Your banter should run the gambit. Use lots of feeling words to help them develop an emotional vocabulary. Talk about your mistakes and failures (the ones that are appropriate to share) to help them understand a growth mindset. Describe your experiences and help them learn to be better storytellers.
Misdirection Is Key
One of the skills that I learned as a magician was to draw the audience’s attention away from the slight of hand that I was doing and towards something else. This misdirection allowed me to make the “magic” happen. Magicians create illusions by guiding your attention away from where the action is happening to someplace else. It might be a flashy flourish or just talking about something else on the stage.

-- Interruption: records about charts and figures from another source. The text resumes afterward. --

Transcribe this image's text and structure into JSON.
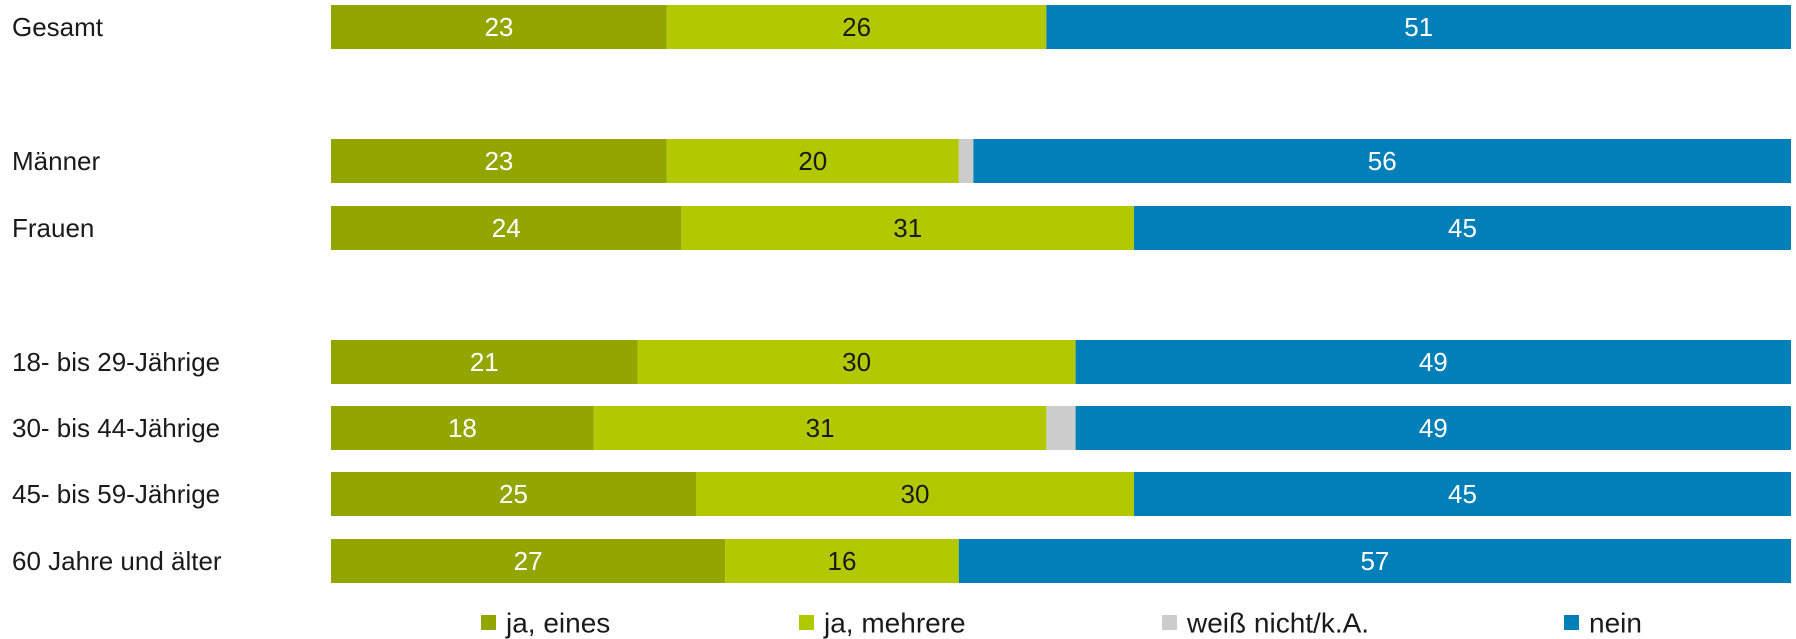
{
  "chart_data": {
    "type": "bar",
    "orientation": "horizontal",
    "stacked": true,
    "xlim": [
      0,
      100
    ],
    "grid": false,
    "legend_placement": "bottom",
    "rows": [
      {
        "label": "Gesamt",
        "values": [
          23,
          26,
          0,
          51
        ],
        "value_labels": [
          "23",
          "26",
          "",
          "51"
        ]
      },
      {
        "label": "Männer",
        "values": [
          23,
          20,
          1,
          56
        ],
        "value_labels": [
          "23",
          "20",
          "",
          "56"
        ]
      },
      {
        "label": "Frauen",
        "values": [
          24,
          31,
          0,
          45
        ],
        "value_labels": [
          "24",
          "31",
          "",
          "45"
        ]
      },
      {
        "label": "18- bis 29-Jährige",
        "values": [
          21,
          30,
          0,
          49
        ],
        "value_labels": [
          "21",
          "30",
          "",
          "49"
        ]
      },
      {
        "label": "30- bis 44-Jährige",
        "values": [
          18,
          31,
          2,
          49
        ],
        "value_labels": [
          "18",
          "31",
          "",
          "49"
        ]
      },
      {
        "label": "45- bis 59-Jährige",
        "values": [
          25,
          30,
          0,
          45
        ],
        "value_labels": [
          "25",
          "30",
          "",
          "45"
        ]
      },
      {
        "label": "60 Jahre und älter",
        "values": [
          27,
          16,
          0,
          57
        ],
        "value_labels": [
          "27",
          "16",
          "",
          "57"
        ]
      }
    ],
    "series": [
      {
        "name": "ja, eines",
        "color": "#93a600",
        "label_color": "#ffffff"
      },
      {
        "name": "ja, mehrere",
        "color": "#b2c800",
        "label_color": "#1a1a1a"
      },
      {
        "name": "weiß nicht/k.A.",
        "color": "#cccccc",
        "label_color": "#1a1a1a"
      },
      {
        "name": "nein",
        "color": "#007fb9",
        "label_color": "#ffffff"
      }
    ]
  }
}
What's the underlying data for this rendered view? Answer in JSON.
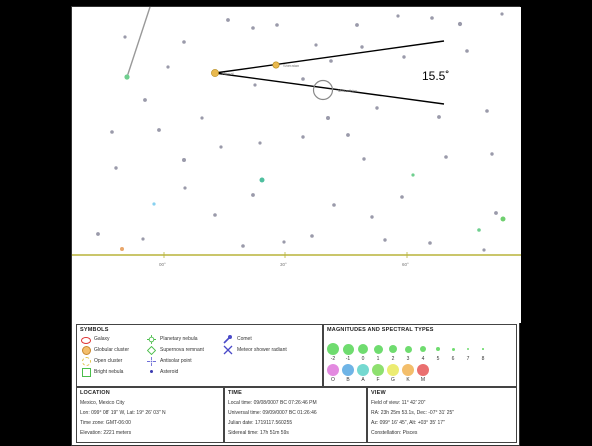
{
  "annotation": {
    "angle_label": "15.5˚"
  },
  "sky": {
    "named_stars": [
      {
        "name": "Hamal",
        "color": "#e9b94e"
      },
      {
        "name": "Sheratan",
        "color": "#e9b94e"
      },
      {
        "name": "Mesarthim",
        "color": "#bbb"
      }
    ],
    "ra_ticks": [
      "00°",
      "30°",
      "60°"
    ]
  },
  "symbols": {
    "title": "SYMBOLS",
    "items": [
      {
        "label": "Galaxy",
        "icon": "galaxy-icon"
      },
      {
        "label": "Globular cluster",
        "icon": "globular-cluster-icon"
      },
      {
        "label": "Open cluster",
        "icon": "open-cluster-icon"
      },
      {
        "label": "Bright nebula",
        "icon": "bright-nebula-icon"
      },
      {
        "label": "Planetary nebula",
        "icon": "planetary-nebula-icon"
      },
      {
        "label": "Supernova remnant",
        "icon": "supernova-remnant-icon"
      },
      {
        "label": "Antisolar point",
        "icon": "antisolar-point-icon"
      },
      {
        "label": "Asteroid",
        "icon": "asteroid-icon"
      },
      {
        "label": "Comet",
        "icon": "comet-icon"
      },
      {
        "label": "Meteor shower radiant",
        "icon": "meteor-radiant-icon"
      }
    ]
  },
  "magnitudes": {
    "title": "MAGNITUDES AND SPECTRAL TYPES",
    "mag_labels": [
      "-2",
      "-1",
      "0",
      "1",
      "2",
      "3",
      "4",
      "5",
      "6",
      "7",
      "8"
    ],
    "spectral": [
      {
        "label": "O",
        "color": "#e38ae0"
      },
      {
        "label": "B",
        "color": "#6fb4e6"
      },
      {
        "label": "A",
        "color": "#74d9d0"
      },
      {
        "label": "F",
        "color": "#8ee06f"
      },
      {
        "label": "G",
        "color": "#ecec72"
      },
      {
        "label": "K",
        "color": "#f3be6b"
      },
      {
        "label": "M",
        "color": "#ea6f6f"
      }
    ],
    "mag_color": "#6fdc6f"
  },
  "location": {
    "title": "LOCATION",
    "lines": [
      "Mexico, Mexico City",
      "Lon: 099° 08' 19\" W, Lat: 19° 26' 03\" N",
      "Time zone: GMT-06:00",
      "Elevation: 2221 meters"
    ]
  },
  "time": {
    "title": "TIME",
    "lines": [
      "Local time: 09/08/0007 BC 07:26:46 PM",
      "Universal time: 09/09/0007 BC 01:26:46",
      "Julian date: 1719117.560255",
      "Sidereal time: 17h 51m 59s"
    ]
  },
  "view": {
    "title": "VIEW",
    "lines": [
      "Field of view: 11° 42' 20\"",
      "RA: 23h 25m 53.1s, Dec: -07° 31' 25\"",
      "Az: 099° 16' 45\", Alt: +03° 35' 17\"",
      "Constellation: Pisces"
    ]
  }
}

Misdirection works well with kids, too! Just like the tada trick that we use when our kids fall down, you can use misdirection to help a child recover from a tantrum, meltdown, or even a grumpy mood. The key is to use humor, a different activity, or even food (yes, it can be ok to give food in these situations – sometimes meltdowns occur because of hunger and kids can’t express that) to pull the child’s attention away from the cause of her mood or explosion.
It may take several attempts to get the misdirection to work and that’s ok. Unlike a magician, your child isn’t necessarily tuned into you and your first attempts may just be getting them to focus on you. The laughter, food, or change in activity shifts her focus and eventually creates a space to talk through whatever the problem was.
Kids Are Just as Interested in Failure as Success
As former (just barely) professional magician, I’ve had some tricks blow up in my face (not literally). The best magicians are able to recover smoothly from failure and move on which is a great example of flexible thinking and growth mindset. Even better magicians turn their failure into a moment of shared empathy with the audience and pull them in even closer into the act.
As parents, we fail too, but we are so hesitant to be open about our mistakes, particularly in front of our kids. Showing that you are not perfect, though, gives your kids permission to also not be perfect. If we want them to develop a growth mindset and know that they can learn from failure, we have to be transparent about our own mistakes.
When you don’t hold up your end of a bargain because you’ve changed your mind (or just forgot), let them know. Talk about the projects that didn’t work out as planned and share with them how you are thinking about trying again in the future. Most importantly, listen to them about their mistakes and failures and then reinforce the importance of their effort, energy, and engagement.
So polish up your magic wand and practice saying, “Hocus pocus!” Sprinkling a little pixie dust on your parenting might just give the extra push you need to bring innovation into your parenting.